The 5th Circuit has not yet set a date for the rehearing.
The Council of the District of Columbia is shelving a contentious bill that would have decriminalized prostitution in the nation’s capital. The measure sparked heated debate in Washington in recent months, including at a committee meeting that heard 14 hours of testimony.
Earlier this month, Councilman Charles Allen, a Democrat and chairman of the Committee on the Judiciary and Public Safety, said he did not believe the bill could survive the committee vote. “There’s not a consensus on what the path forward looks like,” he told WAMU-FM’s Kojo Nnamdi.
The measure would have made Washington the first city in the nation to eliminate criminal penalties for sex workers and their customers. Supporters argued the change would allow sex workers to report incidents of violence without fearing arrest and help those trying to leave the industry. But opponents argued the law would have made Washington a sex tourism destination and emboldened pimps and human traffickers.
“To separate prostitution from human trafficking is impossible,” said Janet Rodriguez, a human trafficking survivor, at the Oct. 17 hearing. “If you pass this law … you will all have blood on your hands.”
The National Center on Sexual Exploitation called the bill a “Trojan horse empowering organizers of sexual exploitation,” including pimps, brothel keepers, and sex buyers.

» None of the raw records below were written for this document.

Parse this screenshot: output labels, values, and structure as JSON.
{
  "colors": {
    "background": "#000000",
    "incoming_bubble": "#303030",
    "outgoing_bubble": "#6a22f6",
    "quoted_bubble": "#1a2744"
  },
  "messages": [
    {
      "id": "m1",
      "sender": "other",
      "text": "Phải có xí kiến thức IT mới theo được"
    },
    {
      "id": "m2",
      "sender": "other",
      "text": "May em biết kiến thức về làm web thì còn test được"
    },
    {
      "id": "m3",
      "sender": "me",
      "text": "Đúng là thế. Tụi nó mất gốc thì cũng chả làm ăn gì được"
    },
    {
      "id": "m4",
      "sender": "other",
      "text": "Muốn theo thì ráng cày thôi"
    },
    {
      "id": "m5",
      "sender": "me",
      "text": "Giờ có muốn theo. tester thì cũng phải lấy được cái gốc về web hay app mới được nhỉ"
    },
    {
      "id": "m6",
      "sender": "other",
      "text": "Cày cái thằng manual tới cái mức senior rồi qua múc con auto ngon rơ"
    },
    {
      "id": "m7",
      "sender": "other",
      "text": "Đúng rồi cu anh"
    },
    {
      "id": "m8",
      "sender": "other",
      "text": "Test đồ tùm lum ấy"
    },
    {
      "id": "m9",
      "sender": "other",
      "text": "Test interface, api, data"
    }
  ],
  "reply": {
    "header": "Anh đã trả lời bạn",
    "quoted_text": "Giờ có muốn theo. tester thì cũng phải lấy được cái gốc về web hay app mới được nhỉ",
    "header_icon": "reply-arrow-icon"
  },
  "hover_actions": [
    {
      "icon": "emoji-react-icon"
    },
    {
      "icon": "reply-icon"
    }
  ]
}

“D.C. should shrink the sex trade not legitimize it,” NCOSE President Patrick Trueman said.
The bill’s sponsor and author, Councilman David Grosso, an independent, said he believes the measure should be voted upon by D.C. residents. —K.C.
Mark Regnerus, a sociologist at the University of Texas at Austin, exposed the fallacy of another gender ideology–affirming study last week. This time he pushed back on the assertion that sex-change surgery improves mental health. Instead, Regnerus said the data show the beneficial effect of surgery is so small, “a clinic may have to perform 49 gender-affirming surgeries before they could expect to prevent one additional person from seeking subsequent mental health assistance.”
In writing for The Public Discourse, he said, “If no other treatment were available, or the treatment was not invasive and the hazards were insignificant, clinics might consider surgery a low-risk but low-payoff approach. But none of those applies here. Conducting 49 surgeries to secure one additional patient who benefits? Unheard of.” —K.C.